[SciPy-Dev] NumPy/SciPy participation in GSoC 2013
Charles R Harris
charlesr.harris@gmail....
Tue Apr 2 13:54:12 CDT 2013
On Tue, Apr 2, 2013 at 12:02 PM, Ralf Gommers <ralf.gommers@gmail.com>wrote:
>
>
>
> On Tue, Apr 2, 2013 at 5:24 PM, Nathaniel Smith <njs@pobox.com> wrote:
>
>> On Mon, Apr 1, 2013 at 12:58 PM, Ralf Gommers <ralf.gommers@gmail.com>
>> wrote:
>> > On Tue, Mar 26, 2013 at 12:27 AM, Ralf Gommers <ralf.gommers@gmail.com>
>> > wrote:
>> >>
>> >>
>> >>
>> >>
>> >> On Thu, Mar 21, 2013 at 10:20 PM, Ralf Gommers <ralf.gommers@gmail.com
>> >
>> >> wrote:
>> >>>
>> >>> Hi all,
>> >>>
>> >>> It is the time of the year for Google Summer of Code applications. If
>> we
>> >>> want to participate with Numpy and/or Scipy, we need two things:
>> enough
>> >>> mentors and ideas for projects. If we get those, we'll apply under
>> the PSF
>> >>> umbrella. They've outlined the timeline they're working by and
>> guidelines at
>> >>>
>> http://pyfound.blogspot.nl/2013/03/get-ready-for-google-summer-of-code.html
>> .
>> >>>
>> >>> We should be able to come up with some interesting project ideas I'd
>> >>> think, let's put those at
>> >>> http://projects.scipy.org/scipy/wiki/SummerofCodeIdeas. Preferably
>> with
>> >>> enough detail to be understandable for people new to the projects and
>> a
>> >>> proposed mentor.
>> >>>
>> >>> We need at least 3 people willing to mentor a student. Ideally we'd
>> have
>> >>> enough mentors this week, so we can apply to the PSF on time. If
>> you're
>> >>> willing to be a mentor, please send me the following: name, email
>> address,
>> >>> phone nr, and what you're interested in mentoring.

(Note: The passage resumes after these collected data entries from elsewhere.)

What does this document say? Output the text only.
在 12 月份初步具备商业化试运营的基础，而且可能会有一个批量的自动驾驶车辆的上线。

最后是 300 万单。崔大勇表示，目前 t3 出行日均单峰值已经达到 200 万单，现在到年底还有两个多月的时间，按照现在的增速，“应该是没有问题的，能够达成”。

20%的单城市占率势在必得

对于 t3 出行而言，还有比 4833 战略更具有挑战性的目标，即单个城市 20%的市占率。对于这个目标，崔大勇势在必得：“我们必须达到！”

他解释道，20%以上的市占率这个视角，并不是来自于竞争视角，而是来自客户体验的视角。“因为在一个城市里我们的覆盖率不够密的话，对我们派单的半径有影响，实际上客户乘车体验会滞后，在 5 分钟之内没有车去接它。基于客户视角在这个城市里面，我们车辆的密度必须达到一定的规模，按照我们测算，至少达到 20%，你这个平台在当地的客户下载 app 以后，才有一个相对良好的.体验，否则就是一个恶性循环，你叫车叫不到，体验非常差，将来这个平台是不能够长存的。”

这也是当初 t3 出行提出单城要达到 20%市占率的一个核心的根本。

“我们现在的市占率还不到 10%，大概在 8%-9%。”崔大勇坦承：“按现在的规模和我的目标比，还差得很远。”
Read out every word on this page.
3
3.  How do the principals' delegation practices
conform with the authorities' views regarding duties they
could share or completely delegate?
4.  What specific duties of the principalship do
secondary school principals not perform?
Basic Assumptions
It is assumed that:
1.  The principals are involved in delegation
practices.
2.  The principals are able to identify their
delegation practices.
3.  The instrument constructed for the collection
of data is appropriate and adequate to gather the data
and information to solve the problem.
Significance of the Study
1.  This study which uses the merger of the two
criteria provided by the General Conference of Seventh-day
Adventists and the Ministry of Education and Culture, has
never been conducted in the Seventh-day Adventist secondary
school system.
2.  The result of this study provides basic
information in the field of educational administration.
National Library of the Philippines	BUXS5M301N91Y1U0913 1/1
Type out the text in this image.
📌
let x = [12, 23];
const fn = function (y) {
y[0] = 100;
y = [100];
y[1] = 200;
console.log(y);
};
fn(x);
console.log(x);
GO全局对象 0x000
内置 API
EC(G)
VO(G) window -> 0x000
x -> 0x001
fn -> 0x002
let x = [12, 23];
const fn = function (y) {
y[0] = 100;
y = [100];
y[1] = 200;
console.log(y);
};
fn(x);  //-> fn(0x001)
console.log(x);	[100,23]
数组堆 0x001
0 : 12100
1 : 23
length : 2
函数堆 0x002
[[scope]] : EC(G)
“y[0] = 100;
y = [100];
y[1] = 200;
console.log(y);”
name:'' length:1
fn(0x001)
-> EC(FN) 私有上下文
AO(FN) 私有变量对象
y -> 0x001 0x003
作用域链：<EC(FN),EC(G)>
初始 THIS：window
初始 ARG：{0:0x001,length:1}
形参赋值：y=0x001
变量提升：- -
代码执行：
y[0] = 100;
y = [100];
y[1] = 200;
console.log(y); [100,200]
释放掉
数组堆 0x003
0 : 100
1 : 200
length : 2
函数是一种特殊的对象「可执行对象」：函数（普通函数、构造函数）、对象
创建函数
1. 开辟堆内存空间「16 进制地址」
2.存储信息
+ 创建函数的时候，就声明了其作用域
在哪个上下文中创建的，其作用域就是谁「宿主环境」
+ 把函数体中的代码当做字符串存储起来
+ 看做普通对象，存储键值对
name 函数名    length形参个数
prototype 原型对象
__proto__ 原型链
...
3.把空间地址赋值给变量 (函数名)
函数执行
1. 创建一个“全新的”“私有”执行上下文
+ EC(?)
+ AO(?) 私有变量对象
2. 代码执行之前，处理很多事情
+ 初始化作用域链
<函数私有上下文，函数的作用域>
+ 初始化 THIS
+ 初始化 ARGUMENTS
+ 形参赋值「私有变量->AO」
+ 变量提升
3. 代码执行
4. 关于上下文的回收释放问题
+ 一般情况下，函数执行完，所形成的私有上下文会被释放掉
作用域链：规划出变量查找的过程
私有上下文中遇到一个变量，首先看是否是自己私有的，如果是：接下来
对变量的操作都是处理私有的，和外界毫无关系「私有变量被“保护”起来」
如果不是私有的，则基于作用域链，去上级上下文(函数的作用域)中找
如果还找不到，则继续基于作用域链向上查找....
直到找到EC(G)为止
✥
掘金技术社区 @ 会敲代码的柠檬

If you have time
>> >>> constaints and have doubts about being able to be a primary mentor,
>> being a
>> >>> backup mentor would also be helpful.
>> >>
>> >>
>> >> So far we've only got one primary mentor (thanks Chuck!), most core
>> devs
>> >> do not seem to have the bandwidth this year. If there are other people
>> >> interested in mentoring please let me know. If not, then it looks like
>> we're
>> >> not participating this year.
>> >
>> >
>> > Hi all, an update on GSoC'13. We do have enough mentoring power after
>> all;
>> > NumPy/SciPy is now registered as a participating project on the PSF
>> page:
>> > http://wiki.python.org/moin/SummerOfCode/2013
>> >
>> > Prospective students: please have a look at
>> > http://wiki.python.org/moin/SummerOfCode/Expectations and at
>> > http://projects.scipy.org/scipy/wiki/SummerofCodeIdeas. In particular
>> note
>> > that we require you to make one pull request to NumPy/SciPy which has
>> to be
>> > merged *before* the application deadline (May 3). So please start
>> thinking
>> > about that, and start a discussion on your project idea on this list.>
>>
>> It doesn't look like I have the appropriate mojo to edit that page, but:
>>
>> - The NA thing at the bottom should just be deleted, dropping a
>> student into that would be cruel...
>>
>> - Some new entries, perhaps someone could add?
>>
>> ---------------
>>
>> == Performance parity between numpy arrays and Python scalars ==
>>
>> Small numpy arrays are very similar to Python scalars -- but numpy
>> incurs a fair amount of extra overhead for simple operations. For
>> large arrays this doesn't matter, but for code that manipulates a lot
>> of small pieces of data, it can be a serious bottleneck. For example:
>> {{{
>> In [1]: x = 1.0
>>
>> In [2]: numpy_x = np.asarray(x)
>>
>> In [3]: timeit x + x
>> 10000000 loops, best of 3: 61 ns per loop
>>
>> In [4]: timeit numpy_x + numpy_x
>> 1000000 loops, best of 3: 1.66 us per loop
>> }}}
>>
>> This project would involve profiling simple operations like the above,
>> determining where the bottlenecks are, and devising improved
>> algorithms to solve them, with the goal of getting the numpy time as
>> close as possible to the Python time. Not only would this make all
>> numpy-using code faster, but it would pave the way for future
>> simplifications in numpy's core, which currently has a lot of
>> duplicate code that attempts to work around these slow paths instead
>> of fixing them properly.
>>
>> Some possible concrete changes:
>> 1. numpy's "ufunc loop lookup code" (which is used to determine, e.g.,
>> whether to use the integer or floating-point versions of "+") is slow
>> and inefficient.
>> 2. Checking for floating point errors is very slow; we can and should
>> do it less often.
>> 3. When allocating the return value, the "+" for Python floats calls
>> malloc() only once; numpy calls it twice (once for the array object
>> itself, and a second time for the array data). Stashing both objects
>> within a single allocation would be more efficient.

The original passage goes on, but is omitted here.